# A Time integral of worldsheet current

1. May 7, 2016

### ShayanJ

I'm reading this paper and have no problem with its calculations. But there is one little thing I'm not sure I understand. At some point, the author tries to find the amount of momentum carried across the spatial direction of the worldsheet in a time $\Delta t$ by calculating the following integral:

$\Delta P_1=\int dt \sqrt{-g} P^r_{\ \ x^1}$

where g is the induced metric on the worldsheet and r and t are the coordinates on the worldsheet which are also two of the background spacetime coordinates along with $x^1$.

My problem is, I'm not sure I understand the reason for the presence of $\sqrt{-g}$ in the integrand instead of integrating only $P^r_{\ \ x^1}$. Could anyone explain?

Thanks

2. May 12, 2016

### MathematicalPhysicist

It's the Jacobian, I guess they change variables in the integration. (I didn't read the paper).

3. May 12, 2016

### ShayanJ

Yeah, Its the Jacobian but there is no change of variable involved. The worldsheet coordinates are r and t which are also two of the coordinates of the background spacetime so no change of variable is needed.

4. May 12, 2016

### nrqed

It is necessary to make the expression reparametrization invariant. Look up for example the Lagrangian of general relativity, it is basically $\int \sqrt{-g} R$.

5. May 12, 2016

### ShayanJ

Thanks, that helps. But just to get it more clearly, I have one question.
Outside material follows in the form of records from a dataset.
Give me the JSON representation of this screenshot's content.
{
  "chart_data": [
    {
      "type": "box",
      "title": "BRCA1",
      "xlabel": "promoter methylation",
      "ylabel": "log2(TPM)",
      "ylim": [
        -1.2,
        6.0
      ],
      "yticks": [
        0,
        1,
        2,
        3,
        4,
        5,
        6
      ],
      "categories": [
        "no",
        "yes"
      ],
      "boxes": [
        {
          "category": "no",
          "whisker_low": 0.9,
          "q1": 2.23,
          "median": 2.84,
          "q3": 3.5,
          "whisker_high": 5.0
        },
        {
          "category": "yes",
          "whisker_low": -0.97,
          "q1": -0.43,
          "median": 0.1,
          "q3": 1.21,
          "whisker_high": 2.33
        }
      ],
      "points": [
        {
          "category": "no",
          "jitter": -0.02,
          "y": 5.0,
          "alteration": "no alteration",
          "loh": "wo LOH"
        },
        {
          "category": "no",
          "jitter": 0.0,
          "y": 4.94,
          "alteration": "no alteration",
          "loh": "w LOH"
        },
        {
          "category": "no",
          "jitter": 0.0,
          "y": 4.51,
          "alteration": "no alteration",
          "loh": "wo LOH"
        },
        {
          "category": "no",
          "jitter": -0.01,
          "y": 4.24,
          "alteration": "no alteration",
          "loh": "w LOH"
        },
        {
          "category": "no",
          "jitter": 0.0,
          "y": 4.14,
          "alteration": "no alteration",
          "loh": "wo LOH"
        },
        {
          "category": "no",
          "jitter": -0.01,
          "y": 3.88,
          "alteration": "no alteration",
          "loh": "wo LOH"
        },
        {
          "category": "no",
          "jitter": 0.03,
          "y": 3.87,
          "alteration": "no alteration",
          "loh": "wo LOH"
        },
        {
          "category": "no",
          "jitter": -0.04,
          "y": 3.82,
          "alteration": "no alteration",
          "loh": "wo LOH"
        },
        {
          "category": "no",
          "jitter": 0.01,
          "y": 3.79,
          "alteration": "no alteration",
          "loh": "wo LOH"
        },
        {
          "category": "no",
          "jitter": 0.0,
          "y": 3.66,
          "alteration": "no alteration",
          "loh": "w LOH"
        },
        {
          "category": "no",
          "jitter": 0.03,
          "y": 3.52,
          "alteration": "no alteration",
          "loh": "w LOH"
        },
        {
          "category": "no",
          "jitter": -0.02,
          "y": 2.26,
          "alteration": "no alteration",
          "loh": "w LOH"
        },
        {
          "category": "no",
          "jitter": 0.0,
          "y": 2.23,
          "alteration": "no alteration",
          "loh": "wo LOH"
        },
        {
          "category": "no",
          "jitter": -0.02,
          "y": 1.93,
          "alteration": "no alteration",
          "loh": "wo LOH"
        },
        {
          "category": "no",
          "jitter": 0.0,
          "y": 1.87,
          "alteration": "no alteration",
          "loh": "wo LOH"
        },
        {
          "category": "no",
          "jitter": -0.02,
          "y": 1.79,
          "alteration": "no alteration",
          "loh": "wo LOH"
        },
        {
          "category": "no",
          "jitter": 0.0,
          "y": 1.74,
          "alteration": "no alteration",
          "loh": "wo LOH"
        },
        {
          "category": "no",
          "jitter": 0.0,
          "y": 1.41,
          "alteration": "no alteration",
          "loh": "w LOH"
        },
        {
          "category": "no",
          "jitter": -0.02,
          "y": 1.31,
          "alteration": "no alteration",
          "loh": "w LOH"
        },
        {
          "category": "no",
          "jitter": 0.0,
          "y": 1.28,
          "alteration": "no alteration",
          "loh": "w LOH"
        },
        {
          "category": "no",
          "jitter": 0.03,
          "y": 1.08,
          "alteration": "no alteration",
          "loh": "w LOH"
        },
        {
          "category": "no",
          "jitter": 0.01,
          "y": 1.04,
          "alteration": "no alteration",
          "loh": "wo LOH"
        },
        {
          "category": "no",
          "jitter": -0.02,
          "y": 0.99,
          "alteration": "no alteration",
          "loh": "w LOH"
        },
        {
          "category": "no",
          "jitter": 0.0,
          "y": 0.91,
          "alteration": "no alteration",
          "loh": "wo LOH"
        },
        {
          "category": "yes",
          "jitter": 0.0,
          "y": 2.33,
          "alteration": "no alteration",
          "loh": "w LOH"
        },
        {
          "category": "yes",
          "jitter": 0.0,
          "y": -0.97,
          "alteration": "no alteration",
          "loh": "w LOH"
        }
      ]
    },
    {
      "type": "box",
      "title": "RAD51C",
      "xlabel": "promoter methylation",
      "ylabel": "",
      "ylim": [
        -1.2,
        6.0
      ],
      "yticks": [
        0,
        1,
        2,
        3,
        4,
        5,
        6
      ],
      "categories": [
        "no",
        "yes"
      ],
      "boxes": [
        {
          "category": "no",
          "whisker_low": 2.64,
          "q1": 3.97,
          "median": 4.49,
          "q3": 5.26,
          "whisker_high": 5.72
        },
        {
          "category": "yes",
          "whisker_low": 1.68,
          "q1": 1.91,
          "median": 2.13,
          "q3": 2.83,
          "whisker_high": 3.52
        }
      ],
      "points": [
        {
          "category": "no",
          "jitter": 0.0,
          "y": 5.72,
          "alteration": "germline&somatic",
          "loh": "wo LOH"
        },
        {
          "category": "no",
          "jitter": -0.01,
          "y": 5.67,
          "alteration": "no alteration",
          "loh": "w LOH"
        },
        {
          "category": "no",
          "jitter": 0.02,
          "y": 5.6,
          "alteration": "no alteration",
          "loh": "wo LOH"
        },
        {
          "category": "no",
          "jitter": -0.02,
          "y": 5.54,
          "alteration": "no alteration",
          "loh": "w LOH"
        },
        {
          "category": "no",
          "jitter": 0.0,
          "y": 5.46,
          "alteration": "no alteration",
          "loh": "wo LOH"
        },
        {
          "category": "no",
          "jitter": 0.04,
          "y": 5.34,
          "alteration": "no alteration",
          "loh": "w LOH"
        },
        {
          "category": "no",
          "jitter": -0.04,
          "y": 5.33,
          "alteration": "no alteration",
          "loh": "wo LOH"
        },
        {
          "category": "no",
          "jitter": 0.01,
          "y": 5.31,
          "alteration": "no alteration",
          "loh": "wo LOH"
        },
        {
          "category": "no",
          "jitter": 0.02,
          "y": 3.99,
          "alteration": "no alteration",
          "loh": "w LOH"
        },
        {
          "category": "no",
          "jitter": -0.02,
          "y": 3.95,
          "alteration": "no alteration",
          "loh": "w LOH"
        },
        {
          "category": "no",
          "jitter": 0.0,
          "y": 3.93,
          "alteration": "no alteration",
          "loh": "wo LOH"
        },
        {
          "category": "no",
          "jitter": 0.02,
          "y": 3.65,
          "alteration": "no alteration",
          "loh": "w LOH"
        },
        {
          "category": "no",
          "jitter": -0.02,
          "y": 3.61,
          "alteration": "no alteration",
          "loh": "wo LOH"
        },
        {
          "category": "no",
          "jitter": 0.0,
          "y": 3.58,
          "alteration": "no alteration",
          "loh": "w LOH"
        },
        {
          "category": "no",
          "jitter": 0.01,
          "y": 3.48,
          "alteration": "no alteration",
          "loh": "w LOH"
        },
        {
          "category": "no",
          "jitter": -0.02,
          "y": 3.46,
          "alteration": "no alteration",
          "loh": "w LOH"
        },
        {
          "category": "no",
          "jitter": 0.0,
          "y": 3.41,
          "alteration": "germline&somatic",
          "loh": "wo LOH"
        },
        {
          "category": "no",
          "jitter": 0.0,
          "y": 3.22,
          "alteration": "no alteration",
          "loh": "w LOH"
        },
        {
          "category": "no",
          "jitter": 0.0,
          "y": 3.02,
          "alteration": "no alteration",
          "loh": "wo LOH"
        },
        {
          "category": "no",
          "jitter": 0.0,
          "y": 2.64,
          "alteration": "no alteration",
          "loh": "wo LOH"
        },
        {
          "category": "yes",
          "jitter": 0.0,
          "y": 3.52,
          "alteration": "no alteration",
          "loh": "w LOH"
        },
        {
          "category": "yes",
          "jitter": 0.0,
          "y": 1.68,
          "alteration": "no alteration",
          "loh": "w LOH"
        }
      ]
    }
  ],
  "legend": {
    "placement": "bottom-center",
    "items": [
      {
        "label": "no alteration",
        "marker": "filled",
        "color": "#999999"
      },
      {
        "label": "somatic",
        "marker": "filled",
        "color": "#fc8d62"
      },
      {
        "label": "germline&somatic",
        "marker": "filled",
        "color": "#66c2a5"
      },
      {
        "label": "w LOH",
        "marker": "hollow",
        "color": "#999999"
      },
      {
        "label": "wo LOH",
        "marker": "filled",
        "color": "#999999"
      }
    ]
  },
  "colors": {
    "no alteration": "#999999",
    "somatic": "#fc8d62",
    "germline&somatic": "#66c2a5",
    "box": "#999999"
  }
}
In the case of the EH Lagrangian, We know that $\int R d^4 x$ is not a scalar because R is a scalar but $d^4 x$ is a weight $\pm 1$ scalar density, so we need to put $\sqrt{-g}$(which is a $\mp 1$ scalar density) there to make the whole thing a scalar.(I'm not sure about the weights of $d^4 x$ and $\sqrt{-g}$).

But here we're dealing with $P^r_{\ x^1}$ which is one of the components of a tensor which mixes with other components under a transformation and so is not a scalar. How should we come to the conclusion that putting $\sqrt{-g}$ besides it, makes the whole integral reparametrization invariant?

6. May 12, 2016

### nrqed

The "t" that is integrated over is not the physical time of the ambient space, it is just a parameter used to label points along the string. it is under reparametrization of that variable that the integral must be made invariant. With respect to that variable, the P is a scalar.

7. May 13, 2016

### Demystifier

What is still confusing is that $g$ is the determinant of the 2-dimensional metric (or is it?), while the integral is only 1-dimensional. Shouldn't one have $\int dt \sqrt{-g_{00}}$ instead? When the metric is diagonal, where does the additional factor $\sqrt{g_{rr}}$ comes from? Is there, perhaps, a hidden integration over $\int dr$ involved? (For instance, perhaps $P^r_1$ should really be $\int dr P^r_1$, or something like that.) In any case, the author seems to be rather sloppy in that equation.

Last edited: May 13, 2016